God gives the nuts, but he does not crack them.

A Brief Guide to Brazils

Brazil nuts grow near the tops of 150-foot-tall trees in hard casings similar to coconuts, but they are never imported in this form. Inside the case, 20 to 30 nuts fit together like the sections of an orange. The case and its contents can weigh anything up to 4.5kg, and individual trees can produce as many as 450kg of nuts.
Botanically the Brazil is actually a seed, rather than a nut – the nut is the coconut-sized thing. The cases fall off the trees when ripe, and are easily heavy enough to kill a person. Fatal accidents are not uncommon among collectors – they stop work at once if the wind suddenly strengthens, because this can cause a bombardment.
The Brazil trees only grow wild, not cultivated, and their pollination depends on the presence of a particular bee. The presence of the bee, in turn, depends on the presence of a particular orchid...which doesn’t grow on the Brazil trees. As a result, trees which are removed from the forest simply stop fruiting.
People who are allergic to Brazil nuts have a unique problem: it’s the only allergic reaction known to be sexually transmissible. In other words, the semen of a man who has eaten brazils can trigger an allergic response if a sexual partner of his has an allergy.

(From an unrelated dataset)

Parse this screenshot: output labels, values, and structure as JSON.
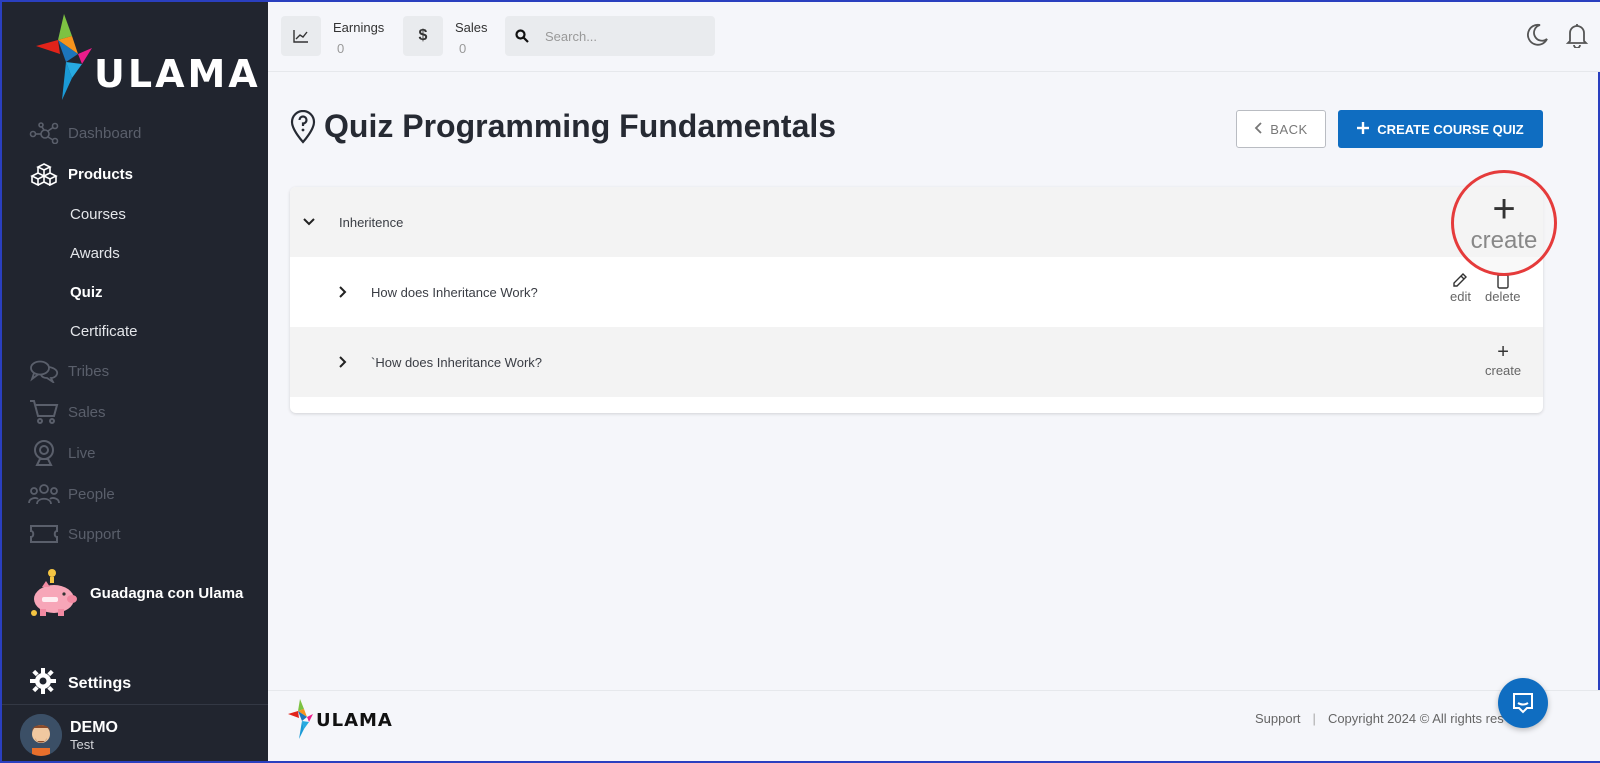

In Portuguese, Brazil nut pods are called ouricos, or 'hedgehogs'.

The Brazil Nut Effect

Anybody who has bought a bag of mixed nuts or a packet of muesli will be aware that the brazils rise to the top of the packet. It used to be assumed that this effect was trivial and easily explained: whenever you shake the pack, smaller particles fall into cavities under the larger bodies, gradually pushing the brazils to the top.
But it has now been shown that there are actually at least ten different mechanisms at work. One of them is the 'void-filling' already referred to, but there are also effects called inertia and convection – and sometimes a startling outcome called the 'Reverse Brazil Nut Effect', too. The experiment is conducted on a mechanical vibrating surface, and it turns out that the larger particles initially rise to the top, but then, if you carry on vibrating them, they sink to the bottom – i.e. you can cause the effect to go into reverse simply by waiting long enough. This outcome is only observed under certain conditions (things like the cleanliness of the container, and how full it is, seem to be key), but to be honest nobody knows in detail how the effect works.
The Brazil Nut effect is worth studying for lots of reasons: engineers don’t want mixed-up granular materials to separate out, geologists want to predict the behaviour of rubble and soil during earthquakes, and farmers have been mystified for years by the fact that flints keep coming to the surface in their fields, however many they remove.
The 'Cheerios Effect' is the tendency for small floating objects to attract one another, e.g. when breakfast cereal pieces (or bubbles in a fizzy drink) clump together or cling to the side of the container. It is caused by surface tension and buoyancy.


Not everything round is a nut, not everything long is a banana.

The Brazil nut is the only internationally traded seed crop which has to be collected from the wild.

The full Portuguese title for Brazil nuts is castanhas-do-Para, 'chestnuts from the vast ocean'.

Brazil isn't the world's biggest producer of Brazil nuts – that's Bolivia, which produces about 50% of the world’s supply.